Olympiakos Spanoulis'e 2.5 milyon euro veriyor yıllık, onun dışındaki tüm oyuncuları senelik 1 mliyon euro'dan az paraya oynuyorlar. 

Efes sadece Farmar'a 3 senelik 10.5 milyon dolar için kontrat imzalattı, 
Vujacic'e senelik 1.9 milyon euro verdi, 
Stanko Barac'a 1.2 milyon euro veriyordu. 

Farmar oynadığı dönemde etkili oldu, ama senelik 3.5 milyon dolar eder mi oynadığı oyun? Vujacic'e verilen para büyük bir kayıp oldu, aldığı paraya oranla hiç katkı yapmadı (Navarro 1.8 milyon euro alıyordu o sene). Barac ise yarar verdi diyemeyeceğim, büyük zararlar verdi Anadolu Efes'e. (Barac hakkında daha fazla konuşmak istemiyorum)

Efes'in geçen seneki kadrosunu tekrar hatırlayalım.
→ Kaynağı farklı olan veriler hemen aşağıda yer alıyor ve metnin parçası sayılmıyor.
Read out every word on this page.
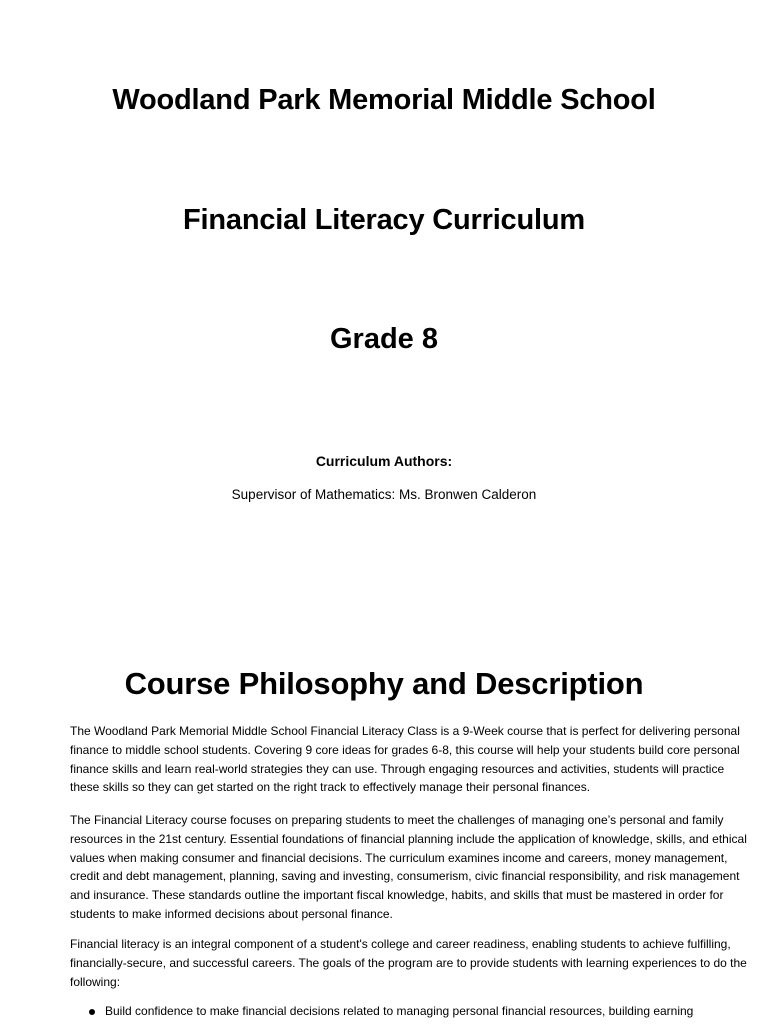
Woodland Park Memorial Middle School
Financial Literacy Curriculum
Grade 8
Curriculum Authors:
Supervisor of Mathematics: Ms. Bronwen Calderon
Course Philosophy and Description

The Woodland Park Memorial Middle School Financial Literacy Class is a 9-Week course that is perfect for delivering personal finance to middle school students. Covering 9 core ideas for grades 6-8, this course will help your students build core personal finance skills and learn real-world strategies they can use. Through engaging resources and activities, students will practice these skills so they can get started on the right track to effectively manage their personal finances.

The Financial Literacy course focuses on preparing students to meet the challenges of managing one’s personal and family resources in the 21st century. Essential foundations of financial planning include the application of knowledge, skills, and ethical values when making consumer and financial decisions. The curriculum examines income and careers, money management, credit and debt management, planning, saving and investing, consumerism, civic financial responsibility, and risk management and insurance. These standards outline the important fiscal knowledge, habits, and skills that must be mastered in order for students to make informed decisions about personal finance.

Financial literacy is an integral component of a student's college and career readiness, enabling students to achieve fulfilling, financially-secure, and successful careers. The goals of the program are to provide students with learning experiences to do the following:

Build confidence to make financial decisions related to managing personal financial resources, building earning
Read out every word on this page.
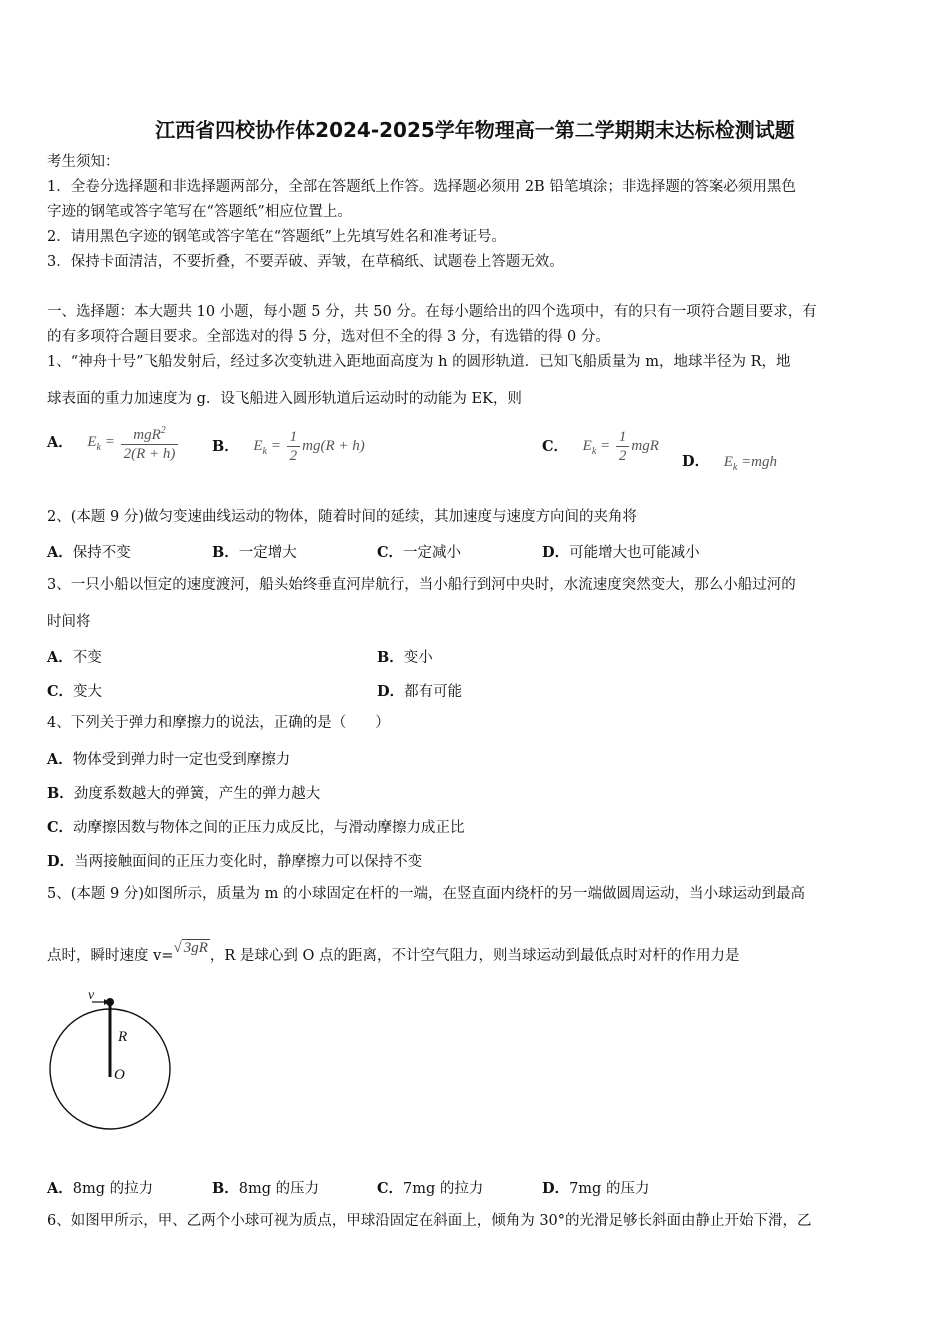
江西省四校协作体2024-2025学年物理高一第二学期期末达标检测试题
考生须知：
1．全卷分选择题和非选择题两部分，全部在答题纸上作答。选择题必须用 2B 铅笔填涂；非选择题的答案必须用黑色
字迹的钢笔或答字笔写在“答题纸”相应位置上。
2．请用黑色字迹的钢笔或答字笔在“答题纸”上先填写姓名和准考证号。
3．保持卡面清洁，不要折叠，不要弄破、弄皱，在草稿纸、试题卷上答题无效。
一、选择题：本大题共 10 小题，每小题 5 分，共 50 分。在每小题给出的四个选项中，有的只有一项符合题目要求，有
的有多项符合题目要求。全部选对的得 5 分，选对但不全的得 3 分，有选错的得 0 分。
1、“神舟十号”飞船发射后，经过多次变轨进入距地面高度为 h 的圆形轨道．已知飞船质量为 m，地球半径为 R，地
球表面的重力加速度为 g．设飞船进入圆形轨道后运动时的动能为 EK，则
A． $E_k = \frac{mgR^2}{2(R + h)}$ B． $E_k = \frac{1}{2} mg(R + h)$	C． $E_k = \frac{1}{2}$ mgR
D． $E_k =mgh$
2、(本题 9 分)做匀变速曲线运动的物体，随着时间的延续，其加速度与速度方向间的夹角将
A．保持不变	B．一定增大	C．一定减小	D．可能增大也可能减小
3、一只小船以恒定的速度渡河，船头始终垂直河岸航行，当小船行到河中央时，水流速度突然变大，那么小船过河的
时间将
A．不变	B．变小
C．变大	D．都有可能
4、下列关于弹力和摩擦力的说法，正确的是（　　）
A．物体受到弹力时一定也受到摩擦力
B．劲度系数越大的弹簧，产生的弹力越大
C．动摩擦因数与物体之间的正压力成反比，与滑动摩擦力成正比
D．当两接触面间的正压力变化时，静摩擦力可以保持不变
5、(本题 9 分)如图所示，质量为 m 的小球固定在杆的一端，在竖直面内绕杆的另一端做圆周运动，当小球运动到最高
点时，瞬时速度 v=√ 3gR ，R 是球心到 O 点的距离，不计空气阻力，则当球运动到最低点时对杆的作用力是
v
R
O
A．8mg 的拉力	B．8mg 的压力	C．7mg 的拉力	D．7mg 的压力
6、如图甲所示，甲、乙两个小球可视为质点，甲球沿固定在斜面上，倾角为 30°的光滑足够长斜面由静止开始下滑，乙
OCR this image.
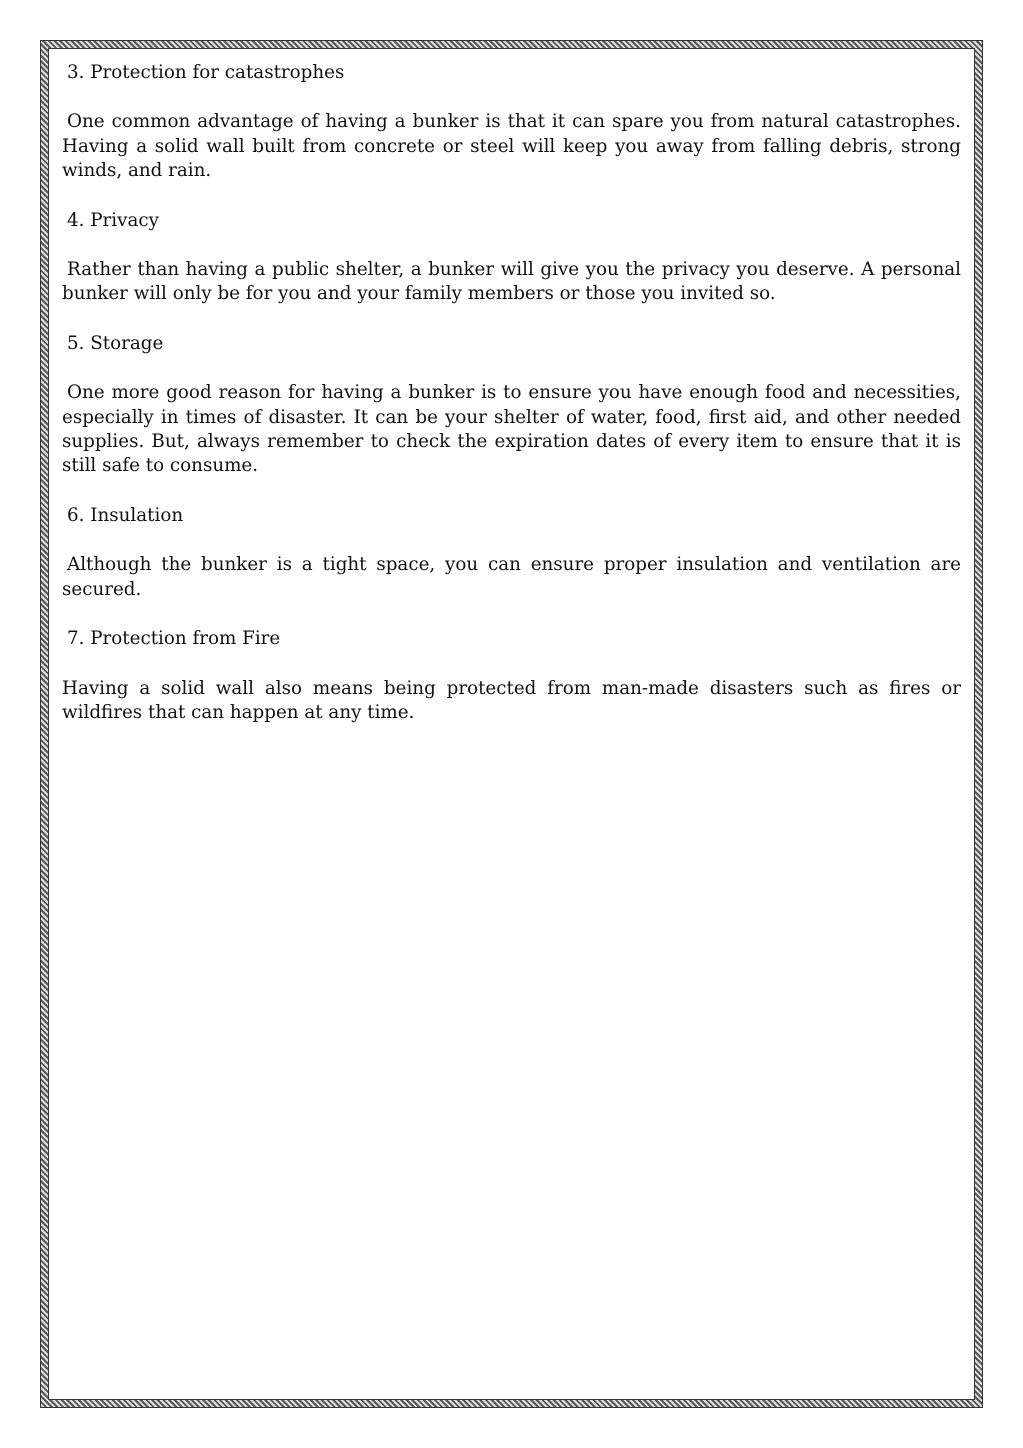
3. Protection for catastrophes

One common advantage of having a bunker is that it can spare you from natural catastrophes. Having a solid wall built from concrete or steel will keep you away from falling debris, strong winds, and rain.

4. Privacy

Rather than having a public shelter, a bunker will give you the privacy you deserve. A personal bunker will only be for you and your family members or those you invited so.

5. Storage

One more good reason for having a bunker is to ensure you have enough food and necessities, especially in times of disaster. It can be your shelter of water, food, first aid, and other needed supplies. But, always remember to check the expiration dates of every item to ensure that it is still safe to consume.

6. Insulation

Although the bunker is a tight space, you can ensure proper insulation and ventilation are secured.

7. Protection from Fire

Having a solid wall also means being protected from man-made disasters such as fires or wildfires that can happen at any time.
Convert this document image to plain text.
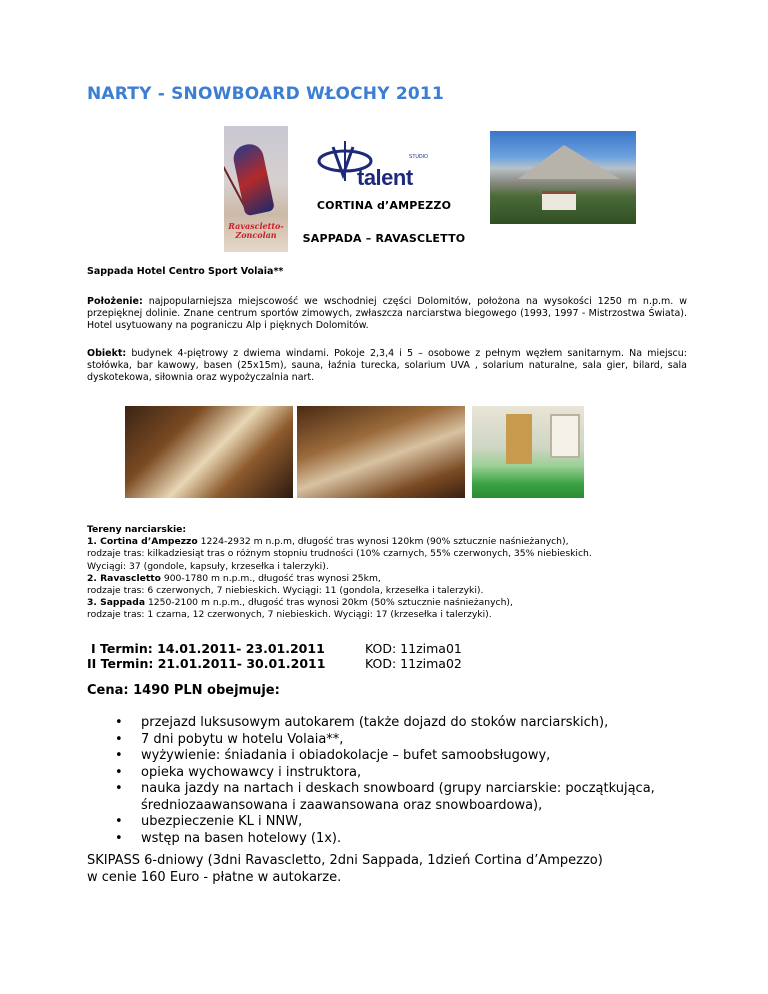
NARTY - SNOWBOARD WŁOCHY 2011
Ravascletto-Zoncolan
STUDIO
talent
CORTINA d’AMPEZZO
SAPPADA – RAVASCLETTO

Sappada Hotel Centro Sport Volaia**

Położenie: najpopularniejsza miejscowość we wschodniej części Dolomitów, położona na wysokości 1250 m n.p.m. w przepięknej dolinie. Znane centrum sportów zimowych, zwłaszcza narciarstwa biegowego (1993, 1997 - Mistrzostwa Świata). Hotel usytuowany na pograniczu Alp i pięknych Dolomitów.

Obiekt: budynek 4-piętrowy z dwiema windami. Pokoje 2,3,4 i 5 – osobowe z pełnym węzłem sanitarnym. Na miejscu: stołówka, bar kawowy, basen (25x15m), sauna, łaźnia turecka, solarium UVA , solarium naturalne, sala gier, bilard, sala dyskotekowa, siłownia oraz wypożyczalnia nart.

Tereny narciarskie:
1. Cortina d’Ampezzo 1224-2932 m n.p.m, długość tras wynosi 120km (90% sztucznie naśnieżanych),
rodzaje tras: kilkadziesiąt tras o różnym stopniu trudności (10% czarnych, 55% czerwonych, 35% niebieskich.
Wyciągi: 37 (gondole, kapsuły, krzesełka i talerzyki).
2. Ravascletto 900-1780 m n.p.m., długość tras wynosi 25km,
rodzaje tras: 6 czerwonych, 7 niebieskich. Wyciągi: 11 (gondola, krzesełka i talerzyki).
3. Sappada 1250-2100 m n.p.m., długość tras wynosi 20km (50% sztucznie naśnieżanych),
rodzaje tras: 1 czarna, 12 czerwonych, 7 niebieskich. Wyciągi: 17 (krzesełka i talerzyki).
I Termin: 14.01.2011- 23.01.2011
II Termin: 21.01.2011- 30.01.2011
KOD: 11zima01
KOD: 11zima02

Cena: 1490 PLN obejmuje:

• przejazd luksusowym autokarem (także dojazd do stoków narciarskich),
• 7 dni pobytu w hotelu Volaia**,
• wyżywienie: śniadania i obiadokolacje – bufet samoobsługowy,
• opieka wychowawcy i instruktora,
• nauka jazdy na nartach i deskach snowboard (grupy narciarskie: początkująca,
średniozaawansowana i zaawansowana oraz snowboardowa),
• ubezpieczenie KL i NNW,
• wstęp na basen hotelowy (1x).

SKIPASS 6-dniowy (3dni Ravascletto, 2dni Sappada, 1dzień Cortina d’Ampezzo)
w cenie 160 Euro - płatne w autokarze.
Anadolu Efes: Balbay, Barac, Batista, Birkan, Semih, Farmar, Gönlüm, Jamon Lucas Gordon, Sinan Güler, Ermal, Savanovic, Shipp, Kerem Tunçeri, Vujacic. 

Şimdi de oyun sistemini hatırlayalım ve oyunculara göre karşılaştırma yapalım.

Euroleague 2012-2013 sezonu Anadolu Efes için şanssız bitti. Top 16'ya rahatça kaldıktan sonra, burada Real Madrid'e yenilip, daha sonrasında üst üste 7 maç kazandılar ve liderliğe oturdular. Ancak sonrasında oynadıkları 6 maçın 4'ünü kaybederek grubunu 3. sırada bitirdi ve F grubundan Olympiakos ile eşleşti. Efsane bir sonla biten bir 4. maça sahne olan bu seri 5. maça uzadı. Son maçta bir ara yaklaşık 15 sayı öne geçen Efes farkı koruyamadı, ve 2. yarı Oly temposuyla 10 sayı önde tamamladı ve Final Four biletini alan takım oldu.

Anadolu Efes, o sezonda ve o seride gerçekten harika oynadı. Ancak gelecek EL şampiyonuna 5. maçta elendiler - makine düzeninde oynayan Oly, F4'te de şampiyonluğa uzandı.

Burada aslında Oly ile Efes denk oynadılar. Saha avantajına sahip olan Olympiakos turu geçti, ancak Efes'in mücadelesini ve oynadığı basketbolu hepimiz beğendik ve destekledik. Ne var ki, bu denk oynayan kadrolar arasında inanılmaz bir bütçe farkı bulunuyordu. Yukarıda iki takımın da en çok para alan oyuncularını yazdım, bütçe farkı adeta bir uçurum. Şimdi akla şu soru geliyor: "Efes neden bu kadar büyük bütçeyle Olympiakos'u rahatça yenemedi? Olympiakos nasıl oluyor da bu bütçeyle kocaman bütçeli takımları yendi? "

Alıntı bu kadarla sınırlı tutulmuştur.